The OmpSs programming model and its runtime support
The talk will present a vision of how parallel computer architectures are evolving and some of the research being done at the Barcelona Supercomputing Center (BSC) driven by such vision. We consider that the evolution towards increasing complexity, scale and variability in our systems makes two technologies play a very important role in future parallel computing, which with the advent of multicores means in general computing. On one side, performance analysis tools with very detailed analytics capabilities are key to understanding the actual behavior of our systems. On the other, programming models that hide the actual complexity of the underlying hardware are needed to ensure the programming productivity and performance portability needed to ensure the economic sustainability of the programing efforts. We will present the OmpSs programming model and development at BSC, a task based model for homogeneous and heterogeneous systems which acts as a forerunner for OpenMP. OmpSs targets in a uniform way multicores, accelerators and clusters. We will describe features of the NANOS++ runtime on which OmpSs is implemented, focusing on the dynamic scheduling capabilities and load balance support features. We will also present the BSC tools environment, including trace visualization capabilities and specific features to understand the actual behavior of the NANOS runtime and OmpSs programs.
10:30 - Pr. Raymond Namyst - "Can We Really Taskify the World? Challenges for Task-Based Runtime Systems Designers"

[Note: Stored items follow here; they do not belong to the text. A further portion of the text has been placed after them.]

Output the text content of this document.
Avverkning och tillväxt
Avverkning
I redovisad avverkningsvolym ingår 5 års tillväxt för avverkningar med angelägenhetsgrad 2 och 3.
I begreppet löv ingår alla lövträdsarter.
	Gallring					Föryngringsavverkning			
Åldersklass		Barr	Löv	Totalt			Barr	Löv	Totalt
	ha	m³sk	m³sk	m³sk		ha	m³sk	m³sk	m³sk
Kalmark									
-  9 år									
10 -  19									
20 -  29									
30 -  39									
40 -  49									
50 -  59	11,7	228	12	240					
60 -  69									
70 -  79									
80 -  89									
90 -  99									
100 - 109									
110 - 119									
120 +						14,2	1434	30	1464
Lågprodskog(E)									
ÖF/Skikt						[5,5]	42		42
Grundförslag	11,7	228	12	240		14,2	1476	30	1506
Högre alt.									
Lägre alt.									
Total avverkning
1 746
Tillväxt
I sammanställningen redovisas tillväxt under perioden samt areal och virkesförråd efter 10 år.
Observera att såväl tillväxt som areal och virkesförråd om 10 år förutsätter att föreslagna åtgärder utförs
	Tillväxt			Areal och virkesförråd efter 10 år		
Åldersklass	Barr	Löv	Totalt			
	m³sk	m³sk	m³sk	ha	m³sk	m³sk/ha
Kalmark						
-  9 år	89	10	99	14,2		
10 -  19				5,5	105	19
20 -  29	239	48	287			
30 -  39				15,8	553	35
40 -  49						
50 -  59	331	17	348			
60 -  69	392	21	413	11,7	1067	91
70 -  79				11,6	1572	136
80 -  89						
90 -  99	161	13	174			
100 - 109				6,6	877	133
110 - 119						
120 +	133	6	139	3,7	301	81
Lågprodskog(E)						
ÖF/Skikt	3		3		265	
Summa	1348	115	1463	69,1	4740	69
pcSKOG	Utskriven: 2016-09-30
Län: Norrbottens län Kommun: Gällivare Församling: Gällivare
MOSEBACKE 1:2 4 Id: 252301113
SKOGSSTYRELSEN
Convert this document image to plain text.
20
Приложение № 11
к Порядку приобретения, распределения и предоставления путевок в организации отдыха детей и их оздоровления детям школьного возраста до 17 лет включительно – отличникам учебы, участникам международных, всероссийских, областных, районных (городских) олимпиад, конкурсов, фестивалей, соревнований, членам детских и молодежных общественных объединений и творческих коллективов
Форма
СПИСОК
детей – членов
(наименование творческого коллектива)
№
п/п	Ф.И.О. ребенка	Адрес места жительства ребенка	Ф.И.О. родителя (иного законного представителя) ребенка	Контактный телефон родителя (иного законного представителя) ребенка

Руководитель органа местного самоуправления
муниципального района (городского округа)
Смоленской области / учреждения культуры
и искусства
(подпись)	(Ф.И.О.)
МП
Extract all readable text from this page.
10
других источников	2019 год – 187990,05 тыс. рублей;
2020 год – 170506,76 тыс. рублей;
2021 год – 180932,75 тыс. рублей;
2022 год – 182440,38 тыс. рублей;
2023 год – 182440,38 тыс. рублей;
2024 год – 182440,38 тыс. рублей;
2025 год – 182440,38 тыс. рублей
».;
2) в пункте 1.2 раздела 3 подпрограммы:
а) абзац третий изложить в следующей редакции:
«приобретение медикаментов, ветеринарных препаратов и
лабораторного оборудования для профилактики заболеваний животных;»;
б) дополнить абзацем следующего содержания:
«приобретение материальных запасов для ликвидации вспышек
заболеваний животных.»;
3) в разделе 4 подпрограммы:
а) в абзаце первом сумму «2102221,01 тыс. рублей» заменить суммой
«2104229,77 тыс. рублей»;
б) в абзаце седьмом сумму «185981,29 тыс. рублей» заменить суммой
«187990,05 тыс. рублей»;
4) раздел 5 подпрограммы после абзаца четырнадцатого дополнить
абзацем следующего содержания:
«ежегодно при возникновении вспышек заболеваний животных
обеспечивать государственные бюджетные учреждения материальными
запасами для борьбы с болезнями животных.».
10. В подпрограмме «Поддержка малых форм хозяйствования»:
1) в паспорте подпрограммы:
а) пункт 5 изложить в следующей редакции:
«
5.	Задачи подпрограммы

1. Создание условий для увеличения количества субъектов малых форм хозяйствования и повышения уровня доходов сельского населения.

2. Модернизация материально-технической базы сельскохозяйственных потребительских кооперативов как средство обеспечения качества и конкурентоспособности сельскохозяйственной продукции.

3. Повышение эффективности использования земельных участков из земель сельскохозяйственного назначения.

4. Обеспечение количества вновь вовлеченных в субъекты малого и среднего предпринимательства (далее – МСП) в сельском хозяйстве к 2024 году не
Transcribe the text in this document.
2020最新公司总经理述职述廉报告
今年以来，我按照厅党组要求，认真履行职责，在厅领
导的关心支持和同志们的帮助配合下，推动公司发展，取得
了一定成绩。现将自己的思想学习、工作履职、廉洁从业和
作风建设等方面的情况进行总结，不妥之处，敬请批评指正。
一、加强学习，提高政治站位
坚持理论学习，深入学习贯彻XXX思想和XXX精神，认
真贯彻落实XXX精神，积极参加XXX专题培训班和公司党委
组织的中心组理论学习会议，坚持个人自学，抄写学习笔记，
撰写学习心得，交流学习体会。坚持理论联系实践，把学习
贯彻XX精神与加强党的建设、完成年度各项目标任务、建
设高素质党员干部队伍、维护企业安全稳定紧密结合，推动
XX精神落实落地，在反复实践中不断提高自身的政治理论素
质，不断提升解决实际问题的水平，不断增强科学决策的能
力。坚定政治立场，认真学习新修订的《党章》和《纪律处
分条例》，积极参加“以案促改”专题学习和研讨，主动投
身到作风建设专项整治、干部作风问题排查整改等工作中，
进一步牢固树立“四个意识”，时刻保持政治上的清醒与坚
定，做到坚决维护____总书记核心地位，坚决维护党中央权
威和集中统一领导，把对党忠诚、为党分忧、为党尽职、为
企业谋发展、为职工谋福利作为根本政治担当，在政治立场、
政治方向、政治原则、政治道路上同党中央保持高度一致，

To Fully tap into the potential of heterogeneous manycore machines, the use of runtime systems capable of dynamically scheduling tasks over the pool of underlying computing resources has become increasingly popular.
Such runtime systems expect applications to generate a graph of tasks of sufficient "width" so as to keep every processing unit busy. However, not every application can exhibit enough task-based parallelism to occupy the tremendous number of processing units of upcoming supercomputers. Nor can they generate tasks of appropriate granularity for CPUs and accelerators.
Exploiting inner parallelism of tasks and co-scheduling parallel tasks simultaneouly are means to cope with these issues. These techniques rely on runtime mechanisms such as hierarchical scheduling and resource negociation. This talk will give some insights about how task-based applications can benefit from such features over manycore architectures.